Tight fit as homebuyers think small

More picking up smaller units at lower overall costs as tighter loan-to-value ratios pinch investors; psf price of shoebox units rises


(SINGAPORE) The last two sets of government measures to cool the property market may have pushed more homebuyers to opt for smaller and cheaper private homes, new research shows.

Analysts attributed the trend to the tighter loan-to-value (LTV) ratio for buyers with existing mortgages. The LTV ratio was slashed from 80 per cent to 70 per cent in August 2010 and then again to 60 per cent in January this year. This means that the buyers have to fork out more cash upfront.

An analysis of some 14,000 caveats lodged for private homes sold by developers from January 2010 to February 2011 found that a greater proportion of homebuyers chose smaller units - under 861 sq ft - after each round of the last two sets of government measures.

And more and more homeowners also opted for units that cost less than $800,000, according to the analysis done by property firm International Property Advisor (IPA).

From Jan 1 to Aug 30 last year, some 30 per cent of homebuyers opted for small format units smaller than 861 sq ft. The proportion rose to 42 per cent after new anti-speculation measures were announced on Aug 30, 2010, and climbed further to 46 per cent after a fresh set of cooling measures were unveiled on Jan 13, 2011.

Similarly, the proportion of homebuyers who chose units priced under $800,000 rose from 22 per cent to 28 per cent to 30 per cent over the three time periods tracked. Most entry-level private homes are priced at under $800,000.

Each round of cooling measures has clearly driven more investors to purchase smaller sized, lower budget units and located in the outskirts, noted IPA chief executive Ku Swee Yong.

'Today, investors are forced to think smaller due to the higher cash downpayment required and the lower 60 per cent LTV ratio for mortgages,' he said.

'The impact of the upfront cash requirement and the reduced borrowing limit has herded more investors towards smaller units and towards projects in the outskirts of Singapore.'

According to official data, 67 per cent of all private homes sold by developers in February 2011 were located in the outside central region, which is a proxy for cheaper suburban mass market locations.
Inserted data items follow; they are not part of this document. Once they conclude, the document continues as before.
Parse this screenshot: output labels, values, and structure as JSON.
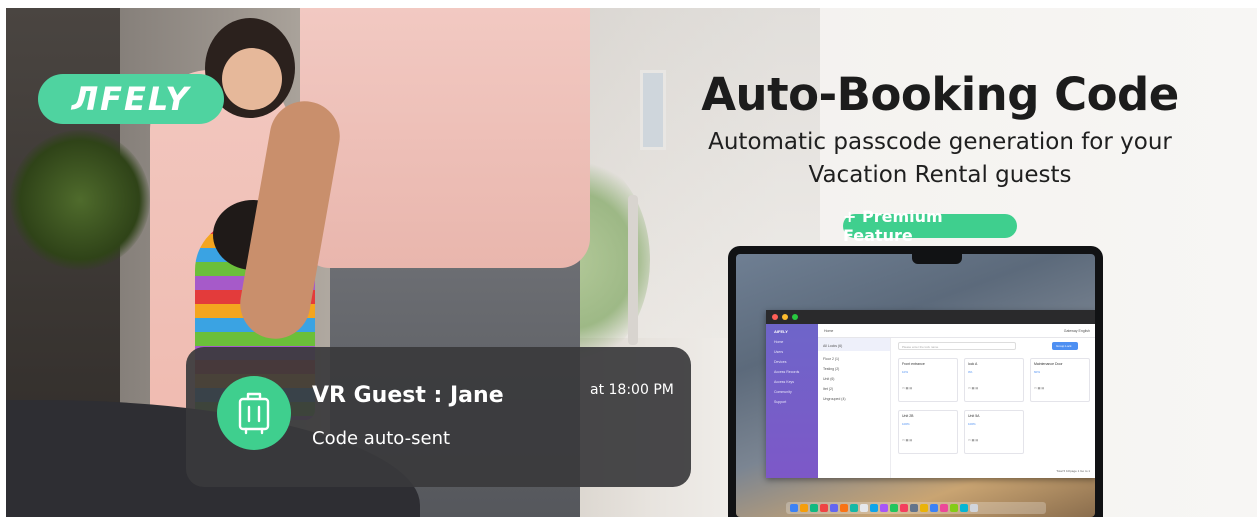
{
  "brand": {
    "logo_text": "ЛFELY"
  },
  "headline": {
    "title": "Auto-Booking Code",
    "subtitle_line1": "Automatic passcode generation for your",
    "subtitle_line2": "Vacation Rental guests",
    "badge": "+ Premium Feature"
  },
  "notification": {
    "icon": "suitcase-icon",
    "title": "VR Guest : Jane",
    "time": "at 18:00 PM",
    "body": "Code auto-sent"
  },
  "laptop_app": {
    "brand": "AIFELY",
    "sidebar_items": [
      "Home",
      "Users",
      "Devices",
      "Access Records",
      "Access Keys",
      "Community",
      "Support"
    ],
    "top_title": "Home",
    "top_right": "Gateway  English",
    "groups": [
      "All Locks (6)",
      "Floor 2 (1)",
      "Testing (2)",
      "Unit (6)",
      "Itet (2)",
      "Ungrouped (4)"
    ],
    "search_placeholder": "Please enter the lock name",
    "add_button": "Group Lock",
    "cards": [
      {
        "name": "Front entrance",
        "stat": "10%"
      },
      {
        "name": "lock A",
        "stat": "0%"
      },
      {
        "name": "Maintenance Door",
        "stat": "60%"
      },
      {
        "name": "Unit 2B",
        "stat": "100%"
      },
      {
        "name": "Unit 5A",
        "stat": "100%"
      }
    ],
    "pager": "Total 5  10/page  1  Go to  1"
  },
  "colors": {
    "accent": "#3fcf8e",
    "notif_bg": "#3a3a3c",
    "sidebar": "#7160c8"
  }
}
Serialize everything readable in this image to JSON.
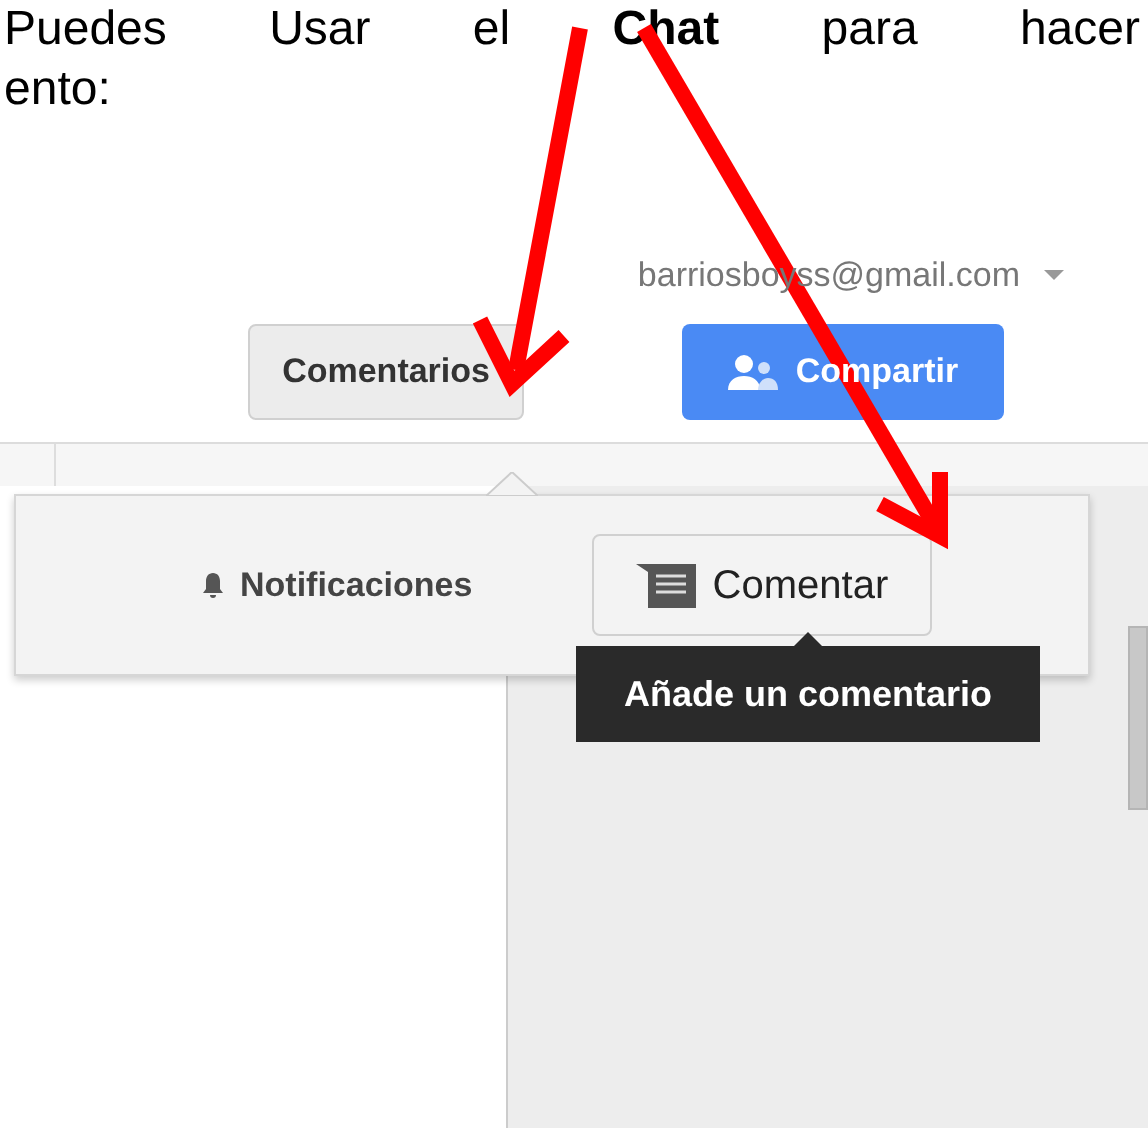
{
  "intro_text": {
    "line_1": "Puedes Usar el **Chat** para hacer",
    "line_2": "ento:"
  },
  "account": {
    "email": "barriosboyss@gmail.com"
  },
  "header_buttons": [
    {
      "label": "Comentarios",
      "kind": "default"
    },
    {
      "label": "Compartir",
      "kind": "primary"
    }
  ],
  "comments_menu": {
    "items": [
      {
        "label": "Notificaciones",
        "kind": "link"
      },
      {
        "label": "Comentar",
        "kind": "button"
      }
    ],
    "tooltip": "Añade un comentario"
  }
}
This is the highest level since April 2008 - the previous peak of the market when speculators steered away from luxury products in search of more affordable investments.

But the growing demand for smaller units has created one unwanted problem: prices in this segment of the market are rising.

According to data compiled by CB Richard Ellis, the average price of units smaller than 861 sq ft stood at $1,420 per square foot (psf) between Feb 20 and Aug 30 last year, which was the time between the announcements of two rounds of measures to cool the market.

This rose to $1,441 for the period between Aug 31, 2010 and Jan 13, 2011; and $1,559 for the period between Jan 14, 2011 and Feb 28, 2011.

Analysts have blamed shoebox units, which can have psf prices of up to 20 per cent more than other homes in the vicinity, for distorting the official Urban Redevelopment Authority's private property price index.

'The small units are the ones that are setting the record high psf prices,' said a market veteran.

Looking ahead, developers are set to roll out projects with a higher proportion of smaller units to maintain selling prices that are below $800,000 for the most part.

At EL Development's Skysuites 17 off Balestier Road - which will be launched next week - 84 out of the 105 units in total are one-bedroom and two-bedroom units between 355 sq ft and 678 sq ft in size. The company's managing director Lim Yew Soon said that demand for shoebox units is growing.

'When it comes to the fringe of town, smaller units are usually taken up well due to their affordability,' he said.

Oxley Holdings chief executive Ching Chiat Kwong said that demand for shoebox units, which his firm specialises in, have picked up over the last year in part due to government measures.

But the measures, which include a seller's stamp duty of up to 16 per cent for private homes, have created 'genuine' demand for smaller units, he said.

'Because of the recent government measures, speculation has almost stopped,' Mr Ching said. 'People - singles and newly-married owner-occupiers as well as investors - are buying with the intent of holding onto their units.'

Oxley will continue to build projects with mainly small format and shoebox units, he added.